Die Moderation übernahm Landrat Cyriax von der CDU, der in seiner Rede betonte, wie wichtig es ist, das Erreichte zu bewahren und nicht immer nach mehr zu streben. Eine Botschaft, die in der heutigen Zeit, wo Veränderungen und Fortschritt oft im Vordergrund stehen, umso bedeutender erscheint. Milkowitsch selbst hat sich fest vorgenommen, mit den Bürgern auf eine Art zu interagieren, die an einen Dachdecker oder Arzt erinnert: zuhören, abwägen, entscheiden und handeln. Er ist sich bewusst, dass die Verfügungsgewalt über die Stadt nicht allein in seinen Händen liegt.

Ein neuer Wind in Schwalbach

Der Weg zu diesem neuen Amt war für Milkowitsch alles andere als einfach. Im ersten Wahlgang am 23. März erhielt er 43,4 % der Stimmen, gefolgt von Lutz Ullrich von der SPD mit 30,5 % und Katja Lindenau von den Grünen mit 26,1 %. Doch in der Stichwahl triumphierte er mit 58 % zu 42 %. Ein großer Erfolg für den Kandidaten der CDU, besonders nachdem Amtsinhaber Alexander Immisch (SPD) nicht erneut antrat.

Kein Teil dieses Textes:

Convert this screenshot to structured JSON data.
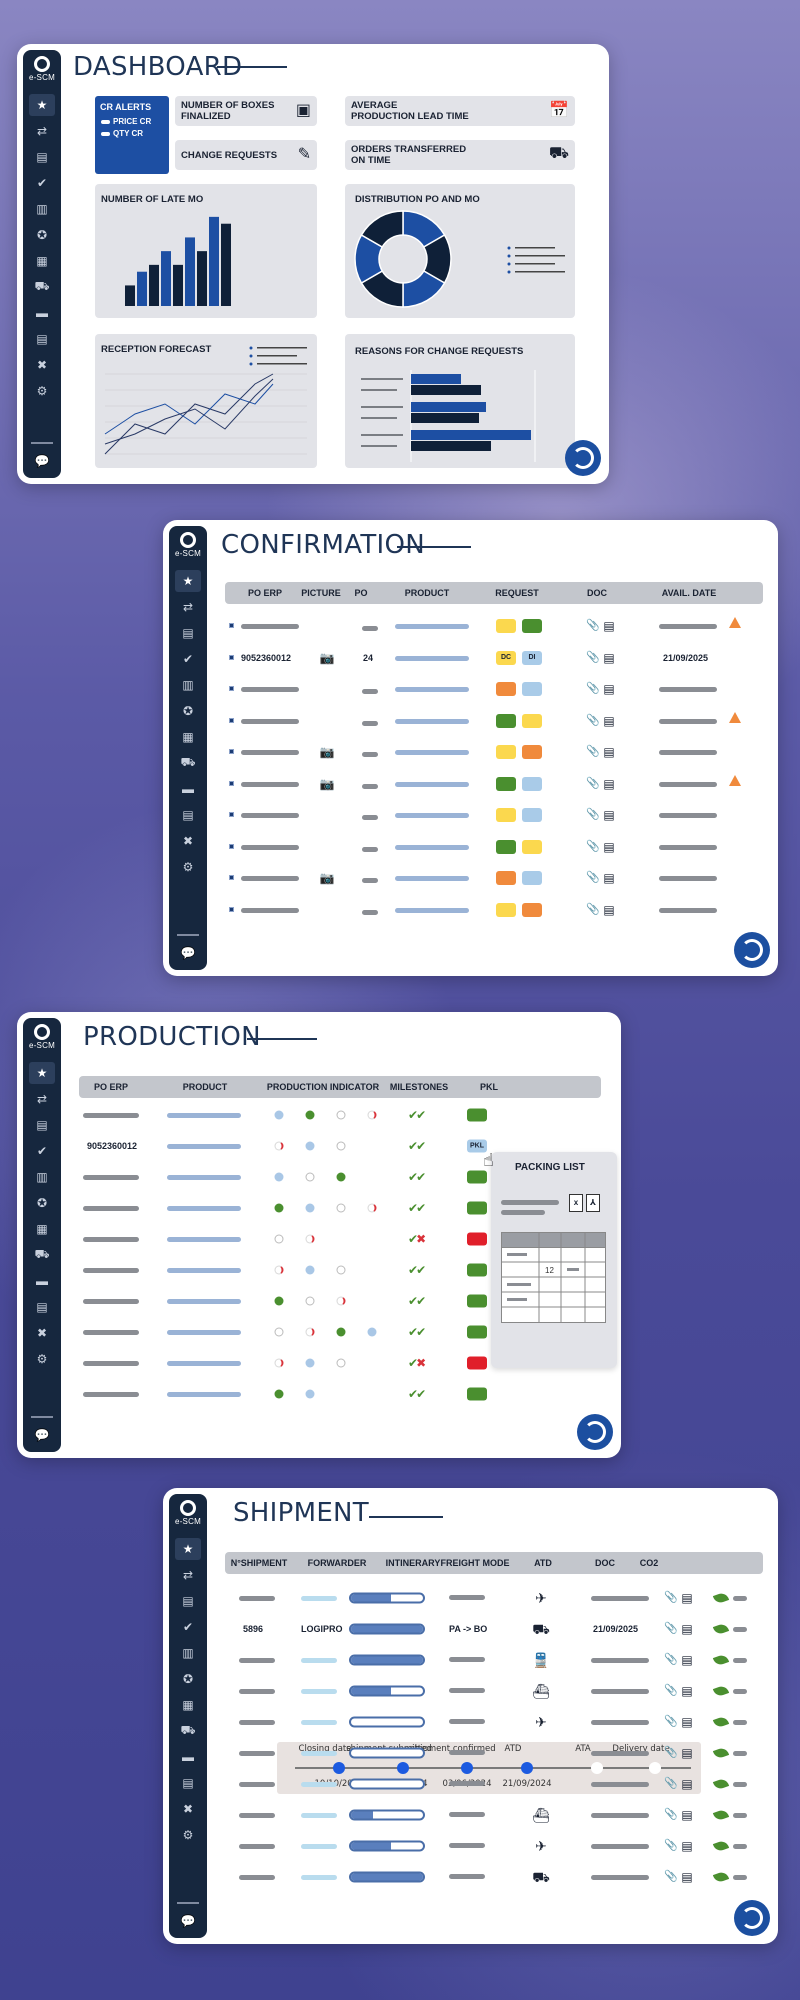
{
  "brand": {
    "logo_text": "e-SCM"
  },
  "dashboard": {
    "title": "DASHBOARD",
    "cr_alerts": {
      "title": "CR ALERTS",
      "items": [
        "PRICE CR",
        "QTY CR"
      ]
    },
    "kpis": [
      {
        "label": "NUMBER OF BOXES\nFINALIZED",
        "icon": "boxes-icon"
      },
      {
        "label": "AVERAGE\nPRODUCTION LEAD TIME",
        "icon": "calendar-clock-icon"
      },
      {
        "label": "CHANGE REQUESTS",
        "icon": "edit-icon"
      },
      {
        "label": "ORDERS TRANSFERRED\nON TIME",
        "icon": "delivery-truck-icon"
      }
    ],
    "charts": {
      "late_mo": {
        "title": "NUMBER OF LATE MO",
        "type": "bar",
        "values": [
          3,
          5,
          6,
          8,
          6,
          10,
          8,
          13,
          12
        ],
        "colors": [
          "#0f2038",
          "#1d4fa3"
        ]
      },
      "distribution": {
        "title": "DISTRIBUTION PO AND MO",
        "type": "pie",
        "slices": [
          1,
          1,
          1,
          1,
          1,
          1
        ],
        "colors": [
          "#1d4fa3",
          "#0f2038"
        ]
      },
      "reception": {
        "title": "RECEPTION FORECAST",
        "type": "line"
      },
      "reasons": {
        "title": "REASONS FOR CHANGE REQUESTS",
        "type": "bar",
        "values": [
          [
            50,
            70
          ],
          [
            75,
            68
          ],
          [
            120,
            80
          ]
        ]
      }
    }
  },
  "confirmation": {
    "title": "CONFIRMATION",
    "columns": [
      "PO ERP",
      "PICTURE",
      "PO",
      "PRODUCT",
      "REQUEST",
      "DOC",
      "AVAIL. DATE"
    ],
    "rows": [
      {
        "po_erp": "",
        "picture": false,
        "po": "",
        "request": [
          "#fbd84e",
          "#4a8f2f"
        ],
        "alert": true
      },
      {
        "po_erp": "9052360012",
        "picture": true,
        "po": "24",
        "request_labels": [
          "DC",
          "DI"
        ],
        "request": [
          "#fbd84e",
          "#a9cbe8"
        ],
        "avail": "21/09/2025",
        "alert": false
      },
      {
        "po_erp": "",
        "picture": false,
        "po": "",
        "request": [
          "#f08a3c",
          "#a9cbe8"
        ],
        "alert": false
      },
      {
        "po_erp": "",
        "picture": false,
        "po": "",
        "request": [
          "#4a8f2f",
          "#fbd84e"
        ],
        "alert": true
      },
      {
        "po_erp": "",
        "picture": true,
        "po": "",
        "request": [
          "#fbd84e",
          "#f08a3c"
        ],
        "alert": false
      },
      {
        "po_erp": "",
        "picture": true,
        "po": "",
        "request": [
          "#4a8f2f",
          "#a9cbe8"
        ],
        "alert": true
      },
      {
        "po_erp": "",
        "picture": false,
        "po": "",
        "request": [
          "#fbd84e",
          "#a9cbe8"
        ],
        "alert": false
      },
      {
        "po_erp": "",
        "picture": false,
        "po": "",
        "request": [
          "#4a8f2f",
          "#fbd84e"
        ],
        "alert": false
      },
      {
        "po_erp": "",
        "picture": true,
        "po": "",
        "request": [
          "#f08a3c",
          "#a9cbe8"
        ],
        "alert": false
      },
      {
        "po_erp": "",
        "picture": false,
        "po": "",
        "request": [
          "#fbd84e",
          "#f08a3c"
        ],
        "alert": false
      }
    ]
  },
  "production": {
    "title": "PRODUCTION",
    "columns": [
      "PO ERP",
      "PRODUCT",
      "PRODUCTION INDICATOR",
      "MILESTONES",
      "PKL"
    ],
    "rows": [
      {
        "po_erp": "",
        "dots": [
          "b",
          "g",
          "w",
          "r"
        ],
        "milestones": [
          "ok",
          "ok"
        ],
        "pkl": "green"
      },
      {
        "po_erp": "9052360012",
        "dots": [
          "r",
          "b",
          "w"
        ],
        "milestones": [
          "ok",
          "ok"
        ],
        "pkl": "active",
        "pkl_label": "PKL"
      },
      {
        "po_erp": "",
        "dots": [
          "b",
          "w",
          "g"
        ],
        "milestones": [
          "ok",
          "ok"
        ],
        "pkl": "green"
      },
      {
        "po_erp": "",
        "dots": [
          "g",
          "b",
          "w",
          "r"
        ],
        "milestones": [
          "ok",
          "ok"
        ],
        "pkl": "green"
      },
      {
        "po_erp": "",
        "dots": [
          "w",
          "r"
        ],
        "milestones": [
          "ok",
          "ko"
        ],
        "pkl": "red"
      },
      {
        "po_erp": "",
        "dots": [
          "r",
          "b",
          "w"
        ],
        "milestones": [
          "ok",
          "ok"
        ],
        "pkl": "green"
      },
      {
        "po_erp": "",
        "dots": [
          "g",
          "w",
          "r"
        ],
        "milestones": [
          "ok",
          "ok"
        ],
        "pkl": "green"
      },
      {
        "po_erp": "",
        "dots": [
          "w",
          "r",
          "g",
          "b"
        ],
        "milestones": [
          "ok",
          "ok"
        ],
        "pkl": "green"
      },
      {
        "po_erp": "",
        "dots": [
          "r",
          "b",
          "w"
        ],
        "milestones": [
          "ok",
          "ko"
        ],
        "pkl": "red"
      },
      {
        "po_erp": "",
        "dots": [
          "g",
          "b"
        ],
        "milestones": [
          "ok",
          "ok"
        ],
        "pkl": "green"
      }
    ],
    "packing_list": {
      "title": "PACKING LIST",
      "cell_value": "12"
    }
  },
  "shipment": {
    "title": "SHIPMENT",
    "columns": [
      "N°SHIPMENT",
      "FORWARDER",
      "INTINERARY",
      "FREIGHT MODE",
      "ATD",
      "DOC",
      "CO2"
    ],
    "rows": [
      {
        "shipment": "",
        "forwarder": "",
        "progress": 0.55,
        "itinerary": "",
        "mode": "✈",
        "atd": ""
      },
      {
        "shipment": "5896",
        "forwarder": "LOGIPRO",
        "progress": 1.0,
        "itinerary": "PA -> BO",
        "mode": "⛟",
        "atd": "21/09/2025"
      },
      {
        "shipment": "",
        "forwarder": "",
        "progress": 1.0,
        "itinerary": "",
        "mode": "🚆",
        "atd": ""
      },
      {
        "shipment": "",
        "forwarder": "",
        "progress": 0.55,
        "itinerary": "",
        "mode": "⛴",
        "atd": ""
      },
      {
        "shipment": "",
        "forwarder": "",
        "progress": 0.0,
        "itinerary": "",
        "mode": "✈",
        "atd": ""
      },
      {
        "shipment": "",
        "forwarder": "",
        "progress": 0.0,
        "itinerary": "",
        "mode": "",
        "atd": ""
      },
      {
        "shipment": "",
        "forwarder": "",
        "progress": 0.0,
        "itinerary": "",
        "mode": "",
        "atd": ""
      },
      {
        "shipment": "",
        "forwarder": "",
        "progress": 0.3,
        "itinerary": "",
        "mode": "⛴",
        "atd": ""
      },
      {
        "shipment": "",
        "forwarder": "",
        "progress": 0.55,
        "itinerary": "",
        "mode": "✈",
        "atd": ""
      },
      {
        "shipment": "",
        "forwarder": "",
        "progress": 1.0,
        "itinerary": "",
        "mode": "⛟",
        "atd": ""
      }
    ],
    "timeline": {
      "steps": [
        {
          "label": "Closing date",
          "date": "10/10/2024",
          "done": true
        },
        {
          "label": "shipment submitted",
          "date": "03/03/2024",
          "done": true
        },
        {
          "label": "shipment confirmed",
          "date": "03/06/2024",
          "done": true
        },
        {
          "label": "ATD",
          "date": "21/09/2024",
          "done": true
        },
        {
          "label": "ATA",
          "date": "",
          "done": false
        },
        {
          "label": "Delivery date",
          "date": "",
          "done": false
        }
      ]
    }
  }
}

Das hat Milkowitschs Chancen selbstverständlich erheblich verbessert.

Die Stadt Schwalbach hat sich in einer Daseinsvorsorge-Untersuchung den sechsten Platz unter den hessischen Kommunen erkämpft, was durchaus als ein positives Zeichen gewertet werden kann. Doch das Engagement hört nicht bei den Wahlurnen auf. Alexander Immisch appellierte an die Bürger, sich ehrenamtlich zu engagieren, was in der heutigen Zeit ein wichtiges Anliegen ist. Der Gemeinschaftsgeist, der hier gefördert wird, könnte letztlich Schwalbach auf das nächste Level heben.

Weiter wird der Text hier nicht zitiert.